Tuesday, July 10, 2007

science and poetry

sculpture at the Royal Society, originally uploaded by supafly.

As I'm writing this I am being driven crazy by the construction that starts outside around 9:30 every morning. There's always hammering or drilling happening with the occasional swear word thrown in. The worst though is the constant 80's and 90's music that they play. It's all the cheesy stuff too....that's better - I just put on my noise cancelling headphones and am listening to Blossom Dearie instead. (I could also just move to the front room, but why do that?)

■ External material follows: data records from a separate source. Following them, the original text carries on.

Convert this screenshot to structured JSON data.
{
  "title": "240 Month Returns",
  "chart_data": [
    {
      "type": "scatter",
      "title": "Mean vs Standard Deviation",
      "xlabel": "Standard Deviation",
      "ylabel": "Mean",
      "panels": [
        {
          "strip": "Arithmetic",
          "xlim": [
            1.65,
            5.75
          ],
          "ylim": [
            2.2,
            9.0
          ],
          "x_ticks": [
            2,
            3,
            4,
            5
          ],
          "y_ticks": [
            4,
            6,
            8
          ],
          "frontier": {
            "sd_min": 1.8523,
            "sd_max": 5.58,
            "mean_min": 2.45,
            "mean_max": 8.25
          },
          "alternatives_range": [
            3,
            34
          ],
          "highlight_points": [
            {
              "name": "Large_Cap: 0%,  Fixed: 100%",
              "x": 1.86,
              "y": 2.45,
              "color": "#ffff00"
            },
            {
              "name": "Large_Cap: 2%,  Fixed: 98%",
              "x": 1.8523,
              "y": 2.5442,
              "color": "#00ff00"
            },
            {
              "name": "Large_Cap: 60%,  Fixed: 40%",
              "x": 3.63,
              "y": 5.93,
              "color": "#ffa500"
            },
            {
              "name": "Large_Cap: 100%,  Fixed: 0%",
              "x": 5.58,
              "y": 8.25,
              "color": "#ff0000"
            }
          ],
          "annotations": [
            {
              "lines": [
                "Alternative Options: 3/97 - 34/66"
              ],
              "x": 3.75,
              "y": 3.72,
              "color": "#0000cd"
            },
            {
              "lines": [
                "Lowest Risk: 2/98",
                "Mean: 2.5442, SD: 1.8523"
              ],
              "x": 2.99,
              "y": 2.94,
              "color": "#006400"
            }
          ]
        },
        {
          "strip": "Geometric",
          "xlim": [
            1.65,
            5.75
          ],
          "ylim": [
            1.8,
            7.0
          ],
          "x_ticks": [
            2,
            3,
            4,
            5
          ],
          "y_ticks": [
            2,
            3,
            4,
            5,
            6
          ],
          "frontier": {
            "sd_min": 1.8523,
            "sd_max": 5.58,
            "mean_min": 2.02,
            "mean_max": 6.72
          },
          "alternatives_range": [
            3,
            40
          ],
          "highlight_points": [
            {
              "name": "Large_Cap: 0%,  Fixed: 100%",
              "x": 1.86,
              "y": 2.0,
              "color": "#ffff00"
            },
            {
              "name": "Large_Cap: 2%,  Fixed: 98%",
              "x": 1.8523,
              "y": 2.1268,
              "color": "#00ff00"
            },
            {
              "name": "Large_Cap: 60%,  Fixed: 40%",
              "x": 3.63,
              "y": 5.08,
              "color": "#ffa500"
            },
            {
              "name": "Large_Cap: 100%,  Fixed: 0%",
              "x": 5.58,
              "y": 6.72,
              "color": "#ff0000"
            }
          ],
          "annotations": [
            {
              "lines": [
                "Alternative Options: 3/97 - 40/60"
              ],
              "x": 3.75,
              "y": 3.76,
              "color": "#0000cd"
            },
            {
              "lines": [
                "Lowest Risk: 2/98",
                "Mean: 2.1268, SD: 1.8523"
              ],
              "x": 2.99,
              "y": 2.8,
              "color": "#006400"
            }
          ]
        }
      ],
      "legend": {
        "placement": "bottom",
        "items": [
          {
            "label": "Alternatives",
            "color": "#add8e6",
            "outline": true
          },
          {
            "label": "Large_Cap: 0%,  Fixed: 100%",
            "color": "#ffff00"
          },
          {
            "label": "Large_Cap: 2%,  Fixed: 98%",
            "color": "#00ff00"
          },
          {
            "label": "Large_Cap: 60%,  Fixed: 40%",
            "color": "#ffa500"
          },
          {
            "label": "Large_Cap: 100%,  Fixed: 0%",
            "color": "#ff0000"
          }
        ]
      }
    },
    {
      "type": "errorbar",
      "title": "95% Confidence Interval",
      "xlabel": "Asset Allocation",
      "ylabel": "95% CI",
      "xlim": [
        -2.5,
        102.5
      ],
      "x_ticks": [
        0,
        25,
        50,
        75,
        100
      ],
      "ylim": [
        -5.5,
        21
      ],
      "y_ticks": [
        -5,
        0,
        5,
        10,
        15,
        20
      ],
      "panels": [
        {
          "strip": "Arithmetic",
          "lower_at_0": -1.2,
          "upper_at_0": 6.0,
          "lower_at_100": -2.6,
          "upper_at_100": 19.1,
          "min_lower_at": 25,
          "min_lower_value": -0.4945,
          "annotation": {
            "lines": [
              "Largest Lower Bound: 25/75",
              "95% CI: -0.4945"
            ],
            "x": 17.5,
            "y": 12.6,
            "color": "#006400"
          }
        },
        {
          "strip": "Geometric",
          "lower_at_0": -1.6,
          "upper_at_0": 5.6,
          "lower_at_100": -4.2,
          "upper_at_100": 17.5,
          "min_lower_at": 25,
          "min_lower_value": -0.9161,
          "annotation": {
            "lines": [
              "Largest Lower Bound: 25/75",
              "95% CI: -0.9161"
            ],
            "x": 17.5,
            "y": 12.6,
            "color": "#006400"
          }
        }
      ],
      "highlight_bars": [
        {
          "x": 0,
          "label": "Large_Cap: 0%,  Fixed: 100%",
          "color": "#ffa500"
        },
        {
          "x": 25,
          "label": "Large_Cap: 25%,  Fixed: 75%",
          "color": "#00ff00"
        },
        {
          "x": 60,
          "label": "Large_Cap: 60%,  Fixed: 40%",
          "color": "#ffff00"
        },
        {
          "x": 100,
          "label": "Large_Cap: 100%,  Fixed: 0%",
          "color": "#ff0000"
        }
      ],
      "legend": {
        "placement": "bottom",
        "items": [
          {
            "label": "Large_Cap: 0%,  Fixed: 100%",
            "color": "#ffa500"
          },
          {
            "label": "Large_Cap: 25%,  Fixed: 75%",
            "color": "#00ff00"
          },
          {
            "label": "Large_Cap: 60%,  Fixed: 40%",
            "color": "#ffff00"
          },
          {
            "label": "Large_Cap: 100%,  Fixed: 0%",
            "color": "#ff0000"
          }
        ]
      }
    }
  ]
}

On Thursday I went back to the Royal Society for the last day of the Science Exhibition. On the way, I walked by Trafalger square and the Mall. They were setting up bleachers and big screens in Trafalger for the Tour de France opening ceremonies tomorrow and the mall was closed to traffic. It was lined with new trucks and Tour de France vehicles. I walked over to Carlton Terrace and up the stairs of the Royal Society.

The only quiet exhibit room contained information on primate language. You could listen to different chimpanzee sounds and the researcher's explanation for what it means. They also had a machine that showed pitch and loudness of different primate sounds and a microphone so you could try matching their sounds. I tried a few times, but the room was so quiet so it was quite embarrassing to hear myself trying to sound like an orangutan for example.

There was another room that was loud with the sound of airplanes taking off. They are trying to develop technology for quieter aircraft. One of their simplest and most brilliant solutions was to point the engines up instead of down so that most of the sound was above the plane rather than below it. They also gave out cool portable frisbees.

An exhibit about life in the canopy of the rainforest had many arthropod specimens. There were huge beetles and ones so tiny they looked almost like specks of dust. There were also a few live samples, including dung beetles, a millipede, and a centipede.

In the basement of the Royal Society were the last few exhibits. The clothes of some of the first arctic explorers were on display. I couldn't imagine staying warm in such thin layers of cloth - they must have been cooooold! One of the coolest exhibits let you control a mini ROV (Robot Operated Vehicle) that was in a large fish tank. It's similar to playing the game where you try to pick up things with a robotic claw, except you watch what you are doing on a tv screen and it's hard to do something 3-dimensionally from a 2-dimensional image. Kids were once again overwhelming the exhibit so I just watched them bicker with one another about whose turn it was and how so and so was hogging the machine.

After watching all the exhibits, I walked down to Regent street to Habitat, a store with similar goods for sale as Crate and Barrel. The biggest difference was the in-house wurlitzer organ that was being played when I walked in. There were several old people gathered on couches near the organ and I joined them for a little while.

Next, I walked down to Carnaby street. I was going to get some sticky toffee pudding, but decided I better have something more substantial and sat down in a quiet corner of a pub for sausage and mash instead.

After taking some time to read and rest, I took the tube to the Southbank Centre. I walked through their Operation Soapbox maze, where people could leave messages throughout and then went next door for a poetry slam. All the poets were teenagers and many of their works were about the violence they had seen. The two that impressed me the most were only 12-years old and great beatboxers!